After Porta died, the next architect, Maderno took over and changed the nave from a small Greek cross design to a Latin cross. It was feared that the small cross design would not be big enough for major papel processions and liturgies. The left and right wings shown here form the "arms" of the cross. The interior of the church can hold 60,000 people.

The focal point of the basilica is St. Peter's baldachin, a large canopy located at the center of the cross and directly under the dome. It was built directly over St. Peter's tomb. A new architect, Bernini, completed the 95 foot altar in 1634. If one enlarges the picture, the dark structure in the "golden" background is the symbolic Chair of St. Peter.
Again if one enlarges the picuture, what is seen under the canopy is the High Altar where only the Pope may hold Mass.
To the right of the altar is an ancient fifth century statue of St. Peter, portrayed as he gives a blessing and preaches. His left hand is holding the keys to the kingdom of heaven.  

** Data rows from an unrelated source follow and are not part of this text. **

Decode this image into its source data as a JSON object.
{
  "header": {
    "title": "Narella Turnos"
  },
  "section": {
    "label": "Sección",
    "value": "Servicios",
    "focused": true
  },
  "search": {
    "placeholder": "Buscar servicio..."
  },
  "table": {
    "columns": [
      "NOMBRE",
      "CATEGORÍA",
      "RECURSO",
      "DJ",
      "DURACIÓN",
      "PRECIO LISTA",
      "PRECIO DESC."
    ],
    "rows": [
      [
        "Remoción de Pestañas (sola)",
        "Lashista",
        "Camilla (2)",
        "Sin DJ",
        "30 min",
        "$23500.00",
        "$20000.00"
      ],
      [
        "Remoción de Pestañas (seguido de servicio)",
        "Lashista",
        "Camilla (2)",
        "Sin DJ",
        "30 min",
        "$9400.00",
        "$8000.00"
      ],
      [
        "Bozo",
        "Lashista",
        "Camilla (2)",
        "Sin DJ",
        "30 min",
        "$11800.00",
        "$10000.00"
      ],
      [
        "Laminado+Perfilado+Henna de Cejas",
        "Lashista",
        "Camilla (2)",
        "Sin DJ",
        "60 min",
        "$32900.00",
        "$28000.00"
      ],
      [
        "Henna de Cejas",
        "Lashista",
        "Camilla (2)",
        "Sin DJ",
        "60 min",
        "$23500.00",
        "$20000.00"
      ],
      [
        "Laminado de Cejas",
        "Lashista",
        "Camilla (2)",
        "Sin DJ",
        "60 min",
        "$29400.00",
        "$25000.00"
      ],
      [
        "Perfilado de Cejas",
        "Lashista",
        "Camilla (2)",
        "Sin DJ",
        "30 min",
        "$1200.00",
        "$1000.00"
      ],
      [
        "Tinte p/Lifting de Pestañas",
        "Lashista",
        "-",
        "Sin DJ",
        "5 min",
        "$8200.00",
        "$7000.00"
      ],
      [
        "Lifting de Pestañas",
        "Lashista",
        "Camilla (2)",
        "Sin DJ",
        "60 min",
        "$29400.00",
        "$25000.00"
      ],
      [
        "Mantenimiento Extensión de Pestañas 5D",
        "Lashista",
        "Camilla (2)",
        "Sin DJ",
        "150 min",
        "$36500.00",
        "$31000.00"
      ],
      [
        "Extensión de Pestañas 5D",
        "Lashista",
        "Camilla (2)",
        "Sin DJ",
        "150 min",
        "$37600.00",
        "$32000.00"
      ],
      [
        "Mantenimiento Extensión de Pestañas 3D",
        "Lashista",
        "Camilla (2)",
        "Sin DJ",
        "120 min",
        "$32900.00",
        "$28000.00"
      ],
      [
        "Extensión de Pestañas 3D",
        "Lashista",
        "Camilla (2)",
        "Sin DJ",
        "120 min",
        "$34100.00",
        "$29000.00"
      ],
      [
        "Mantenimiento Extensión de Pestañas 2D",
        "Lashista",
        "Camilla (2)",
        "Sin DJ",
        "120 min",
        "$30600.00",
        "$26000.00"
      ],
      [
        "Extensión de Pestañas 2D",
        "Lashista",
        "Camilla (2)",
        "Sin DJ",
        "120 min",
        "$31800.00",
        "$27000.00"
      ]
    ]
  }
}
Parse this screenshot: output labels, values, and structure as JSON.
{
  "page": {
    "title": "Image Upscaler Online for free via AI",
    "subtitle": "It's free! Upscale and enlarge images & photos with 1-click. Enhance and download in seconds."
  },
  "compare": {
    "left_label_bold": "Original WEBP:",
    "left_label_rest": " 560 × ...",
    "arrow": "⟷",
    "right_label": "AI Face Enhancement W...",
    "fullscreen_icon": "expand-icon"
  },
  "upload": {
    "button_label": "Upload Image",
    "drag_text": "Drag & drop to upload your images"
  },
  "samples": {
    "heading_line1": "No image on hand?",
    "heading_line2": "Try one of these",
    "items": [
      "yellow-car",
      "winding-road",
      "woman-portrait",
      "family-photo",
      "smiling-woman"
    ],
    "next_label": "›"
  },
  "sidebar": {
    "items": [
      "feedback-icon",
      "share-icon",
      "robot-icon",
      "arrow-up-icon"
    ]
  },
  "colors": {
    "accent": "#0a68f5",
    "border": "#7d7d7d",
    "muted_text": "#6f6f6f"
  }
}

Pilgrims who come to the Basilica traditionally touch and kiss its foot, so that the right toe is literally worn thin. In the Middle Ages pilgrims who reached Rome, touched and kissed the foot of the statue and prayed to St. Peter asking that he be merciful and open the gates of heaven for them if they died during the pilgrimage.

Behind the statue, there is what seems to be a fine brocade drape, however, it is actually a mosaic.

Out of sequence, but before a beautiful tour of the basilica, St. Peter and the Pope's are buried or entombed in the grotto and upstairs in the main cathedral. Usually, when a Pope is canonized, his body is entombed in the upper area. Pictured is the "new" entrance to the grotto.
Pope Boniface VIII d. 1303 mable crypt

Pope Nicholas V d. 1455


"Modern" entombment.

Now for a pleasant stroll through the basilica.












 Pope Benedict XV d. 1922. Best known for his efforts to end WW I.

As we were leaving, I couldn't resist one more shot of St. Peter's dome.